キミガ ウソヲ ツイタ
本当の誕生日は……
沈んだ気持ちで過ごした夏期休暇が明けても、葉月とは相変わらずただの同期のままで、どんなに好きでも俺は葉月の眼中にはないんだなと落ち込む日が続いた。

それでも葉月にはカッコ悪いところを見せたくなくて、仕事だけはなんとか自分を奮い起たせて頑張ったけれど、一度へし折られた恋心はそう簡単に立ち直れない。

こんな状態でヘタに告白なんかしてフラれたら、せっかくここまで築き上げた同僚としての関係まで揺るぎかねないだろう。
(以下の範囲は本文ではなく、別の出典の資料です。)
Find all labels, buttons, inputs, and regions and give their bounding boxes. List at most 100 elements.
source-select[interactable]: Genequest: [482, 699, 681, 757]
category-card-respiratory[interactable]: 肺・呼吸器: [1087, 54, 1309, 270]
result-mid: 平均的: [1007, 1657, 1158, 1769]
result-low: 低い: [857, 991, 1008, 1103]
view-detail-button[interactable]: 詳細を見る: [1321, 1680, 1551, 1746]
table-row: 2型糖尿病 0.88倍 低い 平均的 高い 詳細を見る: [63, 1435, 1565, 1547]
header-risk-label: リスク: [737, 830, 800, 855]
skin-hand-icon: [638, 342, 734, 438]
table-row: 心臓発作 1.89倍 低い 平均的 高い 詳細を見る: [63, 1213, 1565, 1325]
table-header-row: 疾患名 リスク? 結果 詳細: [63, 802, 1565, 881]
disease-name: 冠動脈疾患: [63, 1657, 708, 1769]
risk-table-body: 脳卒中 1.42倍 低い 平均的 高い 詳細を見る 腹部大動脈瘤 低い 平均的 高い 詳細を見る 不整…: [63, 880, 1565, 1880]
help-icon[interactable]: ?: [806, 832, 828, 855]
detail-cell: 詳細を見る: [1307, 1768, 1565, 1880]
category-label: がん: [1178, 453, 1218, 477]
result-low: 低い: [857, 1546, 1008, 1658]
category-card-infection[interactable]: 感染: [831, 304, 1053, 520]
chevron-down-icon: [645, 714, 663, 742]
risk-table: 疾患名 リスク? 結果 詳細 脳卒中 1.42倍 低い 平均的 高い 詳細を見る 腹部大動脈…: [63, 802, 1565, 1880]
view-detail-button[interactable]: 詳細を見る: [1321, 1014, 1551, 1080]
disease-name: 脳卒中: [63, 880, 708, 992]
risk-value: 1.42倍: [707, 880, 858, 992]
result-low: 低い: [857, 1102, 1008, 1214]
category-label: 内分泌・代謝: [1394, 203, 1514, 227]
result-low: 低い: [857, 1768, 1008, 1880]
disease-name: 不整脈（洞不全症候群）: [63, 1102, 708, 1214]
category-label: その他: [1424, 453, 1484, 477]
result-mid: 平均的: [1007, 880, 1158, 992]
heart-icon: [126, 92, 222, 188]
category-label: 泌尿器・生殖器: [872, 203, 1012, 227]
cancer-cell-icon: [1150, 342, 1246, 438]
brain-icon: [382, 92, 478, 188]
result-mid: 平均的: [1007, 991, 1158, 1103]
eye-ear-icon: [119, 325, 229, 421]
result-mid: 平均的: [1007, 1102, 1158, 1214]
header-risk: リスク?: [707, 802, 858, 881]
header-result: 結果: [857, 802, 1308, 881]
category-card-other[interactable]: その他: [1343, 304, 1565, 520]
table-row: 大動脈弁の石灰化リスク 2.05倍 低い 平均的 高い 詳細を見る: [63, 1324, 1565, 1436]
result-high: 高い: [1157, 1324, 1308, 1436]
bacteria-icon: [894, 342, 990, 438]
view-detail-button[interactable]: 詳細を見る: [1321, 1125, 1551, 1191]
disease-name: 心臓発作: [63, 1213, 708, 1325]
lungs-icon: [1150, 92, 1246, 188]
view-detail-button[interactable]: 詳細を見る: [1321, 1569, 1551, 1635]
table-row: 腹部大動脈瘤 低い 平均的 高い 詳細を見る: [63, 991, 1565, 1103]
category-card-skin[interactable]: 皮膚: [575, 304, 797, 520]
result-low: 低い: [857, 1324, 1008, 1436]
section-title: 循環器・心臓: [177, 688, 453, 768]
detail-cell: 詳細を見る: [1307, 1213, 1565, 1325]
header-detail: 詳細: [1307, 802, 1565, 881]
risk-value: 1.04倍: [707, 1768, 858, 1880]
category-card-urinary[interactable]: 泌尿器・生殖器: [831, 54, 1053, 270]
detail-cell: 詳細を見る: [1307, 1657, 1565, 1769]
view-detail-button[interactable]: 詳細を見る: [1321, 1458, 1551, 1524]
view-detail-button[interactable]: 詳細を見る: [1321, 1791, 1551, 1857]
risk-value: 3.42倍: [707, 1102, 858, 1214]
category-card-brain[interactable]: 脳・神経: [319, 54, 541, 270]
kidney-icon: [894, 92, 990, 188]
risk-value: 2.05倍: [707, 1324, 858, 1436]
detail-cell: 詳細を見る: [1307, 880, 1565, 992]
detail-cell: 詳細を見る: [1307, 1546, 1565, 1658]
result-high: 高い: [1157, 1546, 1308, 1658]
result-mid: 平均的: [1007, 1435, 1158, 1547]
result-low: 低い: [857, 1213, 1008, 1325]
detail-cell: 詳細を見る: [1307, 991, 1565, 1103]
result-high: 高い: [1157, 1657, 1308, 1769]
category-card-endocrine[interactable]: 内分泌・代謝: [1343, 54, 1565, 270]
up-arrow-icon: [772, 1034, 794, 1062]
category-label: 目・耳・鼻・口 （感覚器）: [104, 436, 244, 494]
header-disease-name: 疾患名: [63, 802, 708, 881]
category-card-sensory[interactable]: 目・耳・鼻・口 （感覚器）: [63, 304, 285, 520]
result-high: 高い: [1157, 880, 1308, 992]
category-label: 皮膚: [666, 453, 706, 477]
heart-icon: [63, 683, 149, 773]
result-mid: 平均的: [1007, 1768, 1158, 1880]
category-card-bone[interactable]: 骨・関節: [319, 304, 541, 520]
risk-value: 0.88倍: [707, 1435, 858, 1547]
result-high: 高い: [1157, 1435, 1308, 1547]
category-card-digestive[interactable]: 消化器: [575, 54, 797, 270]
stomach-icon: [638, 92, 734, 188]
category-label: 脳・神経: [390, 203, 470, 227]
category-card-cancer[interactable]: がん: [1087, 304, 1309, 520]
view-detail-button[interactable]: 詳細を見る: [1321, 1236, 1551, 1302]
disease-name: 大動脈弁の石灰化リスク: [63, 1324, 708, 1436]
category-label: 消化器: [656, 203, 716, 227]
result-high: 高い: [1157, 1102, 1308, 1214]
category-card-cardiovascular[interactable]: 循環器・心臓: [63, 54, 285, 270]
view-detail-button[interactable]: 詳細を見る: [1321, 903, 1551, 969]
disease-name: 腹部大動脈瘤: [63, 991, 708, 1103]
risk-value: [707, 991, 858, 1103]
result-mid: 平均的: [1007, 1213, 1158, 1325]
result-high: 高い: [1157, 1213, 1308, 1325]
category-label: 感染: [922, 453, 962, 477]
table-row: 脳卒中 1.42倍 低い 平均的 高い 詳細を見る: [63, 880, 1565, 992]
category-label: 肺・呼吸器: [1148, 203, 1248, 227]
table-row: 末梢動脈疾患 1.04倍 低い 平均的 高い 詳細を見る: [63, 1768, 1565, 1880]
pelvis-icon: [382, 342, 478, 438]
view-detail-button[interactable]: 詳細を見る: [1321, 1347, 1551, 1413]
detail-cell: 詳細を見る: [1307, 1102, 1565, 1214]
葉月に好きになってもらうには、ただの同僚ではなく男としての俺の存在を認めてもらうしかない。

そのためにはもっともっと頑張らなければ。

俺は自分にそう言い聞かせ、以前にも増して仕事に精をだし、少しでも葉月と接する機会を増やすために食事や飲み会をしようと、懲りずに声を掛け続けた。

そんなひそかな努力を続けているうちに、あっという間に入社3年目に突入してしまった。

その頃には葉月ともたまには二人だけで食事に行けるくらいは仲良くなれていたけれど、このままずっと“ちょっと仲の良い同僚”と呼べる程度のポジションでいいのかと焦り始めた。